[dpdk-dev] [PATCH v4] pci: support both PIO and MMIO BAR for legacy virtio on x86
谢华伟(此时此刻)
huawei.xhw at alibaba-inc.com
Wed Oct 21 14:32:01 CEST 2020
On 2020/10/21 19:49, Ferruh Yigit wrote:
> On 10/13/2020 9:41 AM, 谢华伟(此时此刻) wrote:
>> From: "huawei.xhw" <huawei.xhw at alibaba-inc.com>
>>
>> Legacy virtio-pci only supports PIO BAR resource. As we need to
>> create lots of
>> virtio devices and PIO resource on x86 is very limited, we expose
>> MMIO BAR.
>>
>> Kernel supports both PIO and MMIO BAR for legacy virtio-pci device.
>> We handles
>> different type of BAR in the similar way.
>>
>> In previous implementation, with igb_uio we get PIO address from igb_uio
>> sysfs entry; with uio_pci_generic, we get PIO address from
>> /proc/ioports.
>> For PIO/MMIO RW, there is different path for different drivers and arch.
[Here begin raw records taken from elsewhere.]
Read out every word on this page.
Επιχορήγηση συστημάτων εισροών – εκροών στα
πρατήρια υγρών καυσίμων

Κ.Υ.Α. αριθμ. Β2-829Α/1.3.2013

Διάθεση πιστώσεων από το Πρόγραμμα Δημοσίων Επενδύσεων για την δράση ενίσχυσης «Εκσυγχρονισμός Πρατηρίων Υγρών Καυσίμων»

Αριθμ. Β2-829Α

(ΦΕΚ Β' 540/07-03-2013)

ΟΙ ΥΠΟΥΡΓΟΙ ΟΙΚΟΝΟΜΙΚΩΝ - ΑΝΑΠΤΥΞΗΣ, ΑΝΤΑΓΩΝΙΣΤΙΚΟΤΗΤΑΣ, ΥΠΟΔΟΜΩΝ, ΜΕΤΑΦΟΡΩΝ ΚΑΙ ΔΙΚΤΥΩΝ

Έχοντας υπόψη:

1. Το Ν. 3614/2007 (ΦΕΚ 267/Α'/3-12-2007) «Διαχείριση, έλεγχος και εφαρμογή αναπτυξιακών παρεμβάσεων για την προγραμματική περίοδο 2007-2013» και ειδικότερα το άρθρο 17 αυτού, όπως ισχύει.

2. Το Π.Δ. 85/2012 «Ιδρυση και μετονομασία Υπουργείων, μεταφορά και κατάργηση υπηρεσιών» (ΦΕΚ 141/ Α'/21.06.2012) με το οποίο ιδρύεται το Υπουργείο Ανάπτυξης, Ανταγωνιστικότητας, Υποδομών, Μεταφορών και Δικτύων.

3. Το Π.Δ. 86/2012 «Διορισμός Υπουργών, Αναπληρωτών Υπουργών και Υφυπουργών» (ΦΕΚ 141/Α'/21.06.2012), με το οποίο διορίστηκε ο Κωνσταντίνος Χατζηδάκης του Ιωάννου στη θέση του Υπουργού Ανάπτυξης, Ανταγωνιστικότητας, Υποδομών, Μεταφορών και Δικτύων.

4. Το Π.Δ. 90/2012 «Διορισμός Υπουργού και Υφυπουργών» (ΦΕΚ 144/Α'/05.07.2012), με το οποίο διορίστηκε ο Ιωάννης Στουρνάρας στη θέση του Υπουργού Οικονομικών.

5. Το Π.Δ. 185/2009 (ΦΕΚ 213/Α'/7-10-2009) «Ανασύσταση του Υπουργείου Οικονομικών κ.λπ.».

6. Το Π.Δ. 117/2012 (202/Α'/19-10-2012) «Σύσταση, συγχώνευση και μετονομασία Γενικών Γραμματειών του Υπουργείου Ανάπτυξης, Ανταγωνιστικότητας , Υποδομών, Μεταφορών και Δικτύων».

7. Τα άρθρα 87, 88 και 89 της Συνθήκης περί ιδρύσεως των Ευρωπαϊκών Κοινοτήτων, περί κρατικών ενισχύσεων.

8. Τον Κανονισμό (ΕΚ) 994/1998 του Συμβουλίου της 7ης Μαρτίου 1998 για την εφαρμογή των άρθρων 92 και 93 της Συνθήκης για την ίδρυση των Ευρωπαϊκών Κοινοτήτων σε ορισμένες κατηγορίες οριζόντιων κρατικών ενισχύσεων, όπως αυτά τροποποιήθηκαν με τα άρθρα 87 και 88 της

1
>> For VFIO, PIO/MMIO RW is through syscall, which has big performance
>> issue.
>> On X86, it assumes only PIO is supported.
>>
>> All of the above is too much twisted.
>> This patch unifies the way to get both PIO and MMIO address for
>> different driver
>> and arch, all from standard resource attr under pci sysfs.
>>
>
> As mentined above this patch does multiple things.
>
> The main target is, as far as I understand, you have a legacy virtio
> device which supports "memory-mapped I/O" and "port-mapped I/O", but
> virtio logic forces legacy devices to use the PIO but you want to be
> able to use the MMIO with this device.
yes.
>
> The solution below is adding MMIO support in the PIO funciton, and
> distinguish MMIO or PIO based on their address check.
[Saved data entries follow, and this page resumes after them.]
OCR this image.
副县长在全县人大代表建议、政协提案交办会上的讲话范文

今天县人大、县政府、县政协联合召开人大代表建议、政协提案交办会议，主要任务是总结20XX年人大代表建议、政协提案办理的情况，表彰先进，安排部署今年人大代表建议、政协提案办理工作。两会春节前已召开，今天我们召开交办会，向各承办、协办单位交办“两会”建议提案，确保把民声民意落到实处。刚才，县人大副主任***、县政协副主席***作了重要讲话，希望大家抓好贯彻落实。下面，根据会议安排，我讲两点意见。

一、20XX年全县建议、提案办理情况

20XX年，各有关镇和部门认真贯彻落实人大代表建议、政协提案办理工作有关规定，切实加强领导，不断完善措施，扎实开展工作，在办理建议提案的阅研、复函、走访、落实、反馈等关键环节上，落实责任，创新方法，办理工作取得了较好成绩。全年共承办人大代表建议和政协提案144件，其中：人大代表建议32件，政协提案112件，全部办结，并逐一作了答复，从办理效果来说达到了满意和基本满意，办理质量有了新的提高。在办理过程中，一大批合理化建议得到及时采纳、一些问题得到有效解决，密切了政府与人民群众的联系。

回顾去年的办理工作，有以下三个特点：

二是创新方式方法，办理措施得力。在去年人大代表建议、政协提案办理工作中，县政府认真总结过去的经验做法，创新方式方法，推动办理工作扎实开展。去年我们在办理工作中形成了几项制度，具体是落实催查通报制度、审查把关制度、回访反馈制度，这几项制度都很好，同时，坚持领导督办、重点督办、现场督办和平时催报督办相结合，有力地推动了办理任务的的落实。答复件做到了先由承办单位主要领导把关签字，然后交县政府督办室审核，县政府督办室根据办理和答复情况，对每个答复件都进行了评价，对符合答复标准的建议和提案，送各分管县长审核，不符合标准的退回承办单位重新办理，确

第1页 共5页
Yes, kernel does this in the similar way.
>
>
> Instead of this, can't this be resolved in the virtio side, like if
> the legacy device supports MMIO (detect this somehow) use the MMIO
> istead of hacking PIO mapping to support MMIO?
Get your concern.
1>
If we move, I think we should move all those PCI codes into virtio side,
not just the mmio part.
Without my patch, those PCI codes are virtio-pci device specific, not
generic.
With this patch, those pci ioport map/rw code could also be used for
other devices if they support both PIO and MMIO.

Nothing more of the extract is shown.